La palabra impuesto tiene su origen en el término latino imposĭtus. El concepto hace referencia al tributo que se exige en función de la capacidad económica de los obligados a su pago. Se habla de impuesto directo cuando se gravan las fuentes de capacidad económica, como el patrimonio o la renta, y de impuesto indirecto cuando lo que se grava es el consumo o el gasto.
Las agrupaciones guerrilleras o terroristas, por su parte, suelen hablar del impuesto revolucionario, un sistema que les permite financiarse a través de extorsiones y amenazas.
El impuesto se caracteriza por no requerir de una contraprestación determinada o directa por parte de quien lo pide. Su objetivo es financiar los gastos del acreedor, generalmente el Estado.
La capacidad contributiva supone que quienes más tienen, más deben pagar. Sin embargo, esto no siempre se cumple, ya que muchas veces se priorizan otras causas: el aumento de la recaudación, la disuasión de compra de un cierto producto, el fomento de determinadas actividades económicas, etc.
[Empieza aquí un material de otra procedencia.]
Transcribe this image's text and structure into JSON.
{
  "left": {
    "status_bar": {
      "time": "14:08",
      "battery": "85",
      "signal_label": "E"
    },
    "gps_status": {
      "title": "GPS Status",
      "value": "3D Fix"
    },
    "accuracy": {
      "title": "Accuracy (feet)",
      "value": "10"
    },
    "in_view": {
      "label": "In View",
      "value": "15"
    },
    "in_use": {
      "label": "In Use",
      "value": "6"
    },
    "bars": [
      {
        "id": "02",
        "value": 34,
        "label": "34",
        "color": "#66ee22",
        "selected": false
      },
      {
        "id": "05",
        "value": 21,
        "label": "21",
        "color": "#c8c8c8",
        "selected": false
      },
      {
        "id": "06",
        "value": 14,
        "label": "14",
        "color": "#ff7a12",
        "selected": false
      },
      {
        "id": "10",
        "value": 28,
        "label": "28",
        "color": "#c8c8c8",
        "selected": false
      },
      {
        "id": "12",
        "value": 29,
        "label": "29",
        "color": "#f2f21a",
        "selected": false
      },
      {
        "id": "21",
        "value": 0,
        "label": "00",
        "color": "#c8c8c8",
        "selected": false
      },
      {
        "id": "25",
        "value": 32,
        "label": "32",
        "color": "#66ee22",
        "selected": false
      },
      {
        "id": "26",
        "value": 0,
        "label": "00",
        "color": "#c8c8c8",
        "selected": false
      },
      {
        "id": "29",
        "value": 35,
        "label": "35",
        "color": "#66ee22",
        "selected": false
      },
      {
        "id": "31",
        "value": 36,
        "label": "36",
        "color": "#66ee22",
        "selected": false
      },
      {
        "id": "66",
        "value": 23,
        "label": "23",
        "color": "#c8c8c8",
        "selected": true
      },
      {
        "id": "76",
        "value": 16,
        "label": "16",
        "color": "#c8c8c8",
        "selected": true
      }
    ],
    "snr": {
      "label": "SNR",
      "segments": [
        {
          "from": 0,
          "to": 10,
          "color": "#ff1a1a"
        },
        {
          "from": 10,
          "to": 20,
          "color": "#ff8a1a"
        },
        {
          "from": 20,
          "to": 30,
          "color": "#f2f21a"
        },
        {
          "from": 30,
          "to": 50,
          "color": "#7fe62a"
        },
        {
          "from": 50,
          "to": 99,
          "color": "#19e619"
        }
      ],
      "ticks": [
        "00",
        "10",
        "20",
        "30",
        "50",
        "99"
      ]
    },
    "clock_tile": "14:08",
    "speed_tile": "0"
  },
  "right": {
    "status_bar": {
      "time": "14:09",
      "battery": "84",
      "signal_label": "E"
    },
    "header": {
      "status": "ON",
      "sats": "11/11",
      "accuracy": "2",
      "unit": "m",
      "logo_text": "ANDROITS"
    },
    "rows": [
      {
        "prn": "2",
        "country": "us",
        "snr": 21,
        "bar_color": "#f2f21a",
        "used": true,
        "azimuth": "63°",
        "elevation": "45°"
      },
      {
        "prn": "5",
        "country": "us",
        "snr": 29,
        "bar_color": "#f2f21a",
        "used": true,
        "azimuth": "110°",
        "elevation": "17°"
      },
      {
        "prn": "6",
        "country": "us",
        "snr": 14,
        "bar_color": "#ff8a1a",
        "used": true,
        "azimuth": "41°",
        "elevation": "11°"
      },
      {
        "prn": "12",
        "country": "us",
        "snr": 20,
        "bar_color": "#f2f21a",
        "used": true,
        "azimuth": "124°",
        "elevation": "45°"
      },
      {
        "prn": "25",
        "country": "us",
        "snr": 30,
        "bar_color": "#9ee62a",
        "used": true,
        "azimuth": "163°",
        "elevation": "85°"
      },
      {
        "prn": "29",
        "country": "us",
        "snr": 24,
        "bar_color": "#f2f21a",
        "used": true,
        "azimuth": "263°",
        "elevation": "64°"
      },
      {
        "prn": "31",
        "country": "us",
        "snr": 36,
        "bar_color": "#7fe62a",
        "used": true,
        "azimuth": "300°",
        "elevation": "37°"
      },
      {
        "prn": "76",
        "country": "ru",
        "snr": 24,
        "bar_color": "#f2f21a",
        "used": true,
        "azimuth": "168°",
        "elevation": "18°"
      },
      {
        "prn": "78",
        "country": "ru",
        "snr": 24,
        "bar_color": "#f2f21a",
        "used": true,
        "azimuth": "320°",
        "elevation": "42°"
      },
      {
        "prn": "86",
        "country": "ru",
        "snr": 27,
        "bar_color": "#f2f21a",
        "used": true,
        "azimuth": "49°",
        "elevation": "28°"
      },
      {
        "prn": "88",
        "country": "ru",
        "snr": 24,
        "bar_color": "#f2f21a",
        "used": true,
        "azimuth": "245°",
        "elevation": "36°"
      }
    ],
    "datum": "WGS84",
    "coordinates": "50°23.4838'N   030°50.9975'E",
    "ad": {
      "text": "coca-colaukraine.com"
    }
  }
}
Entre los elementos de un impuesto, aparecen el hecho imponible (la circunstancia que origina la obligación tributaria de acuerdo a la ley), el sujeto pasivo (la persona natural o jurídica que está obligada al pago), la base imponible (la cuantificación y la valoración del hecho imponible), el tipo de gravamen (la proporción que se aplica sobre la base imponible para calcular el gravamen), la cuota tributaria (la cantidad que representa el gravamen) y la deuda tributaria (el resultado de reducir la cuota con deducciones o de incrementarse con recargos).